The codebook for all_scores.csv:

mean, median, sd, mad, q5, q95: These are all estimates of the distribution of the theta. You should probably use mean unless you have reason not to.
rhat, ess_bulk, ess_tail: These are the standard convergence/diagnostic measures from Stan.
year: The year of the survey used in this estimate.
candidate_ratings: The number of ratings (from survey participants) used in the estimate for this year-candidate (if this is missing then this person was NOT included in the survey and their scores are an extrapolation between the two years on either side).
candidate_mean: The raw mean of the ratings from the survey.
candidate_sd: The raw standard deviation of the rating from the survey.
first_instance: An indicator for if this is the first year a candidate appeared in the data.
Candidate: This is a “standardized” name for the candidate (it was arbitrarily selected from the names used in the CES data).
project_id: This is a unique identifier for each candidate used only within this project.
bonica.rid: This is the ID associated with the candidate in Bonica’s DIME database.
ICPSR2: This is the ICSPR code for the candidate (taken from DIME).
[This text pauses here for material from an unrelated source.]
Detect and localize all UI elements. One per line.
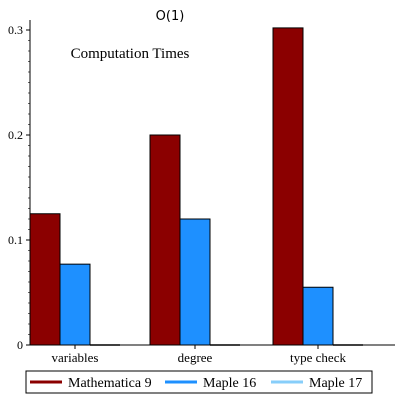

politican_id: This is the ID for the candidate matched to the 538 Election Database.
state: The most common state that survey participants were in who rated this candidate.
district: The most common district that survey participants were in who rated this candidate.
ces_name: The name of the candidate used on that year’s CES survey.
param, variable, param_id, past_id, rating_type, type: You can ignore these.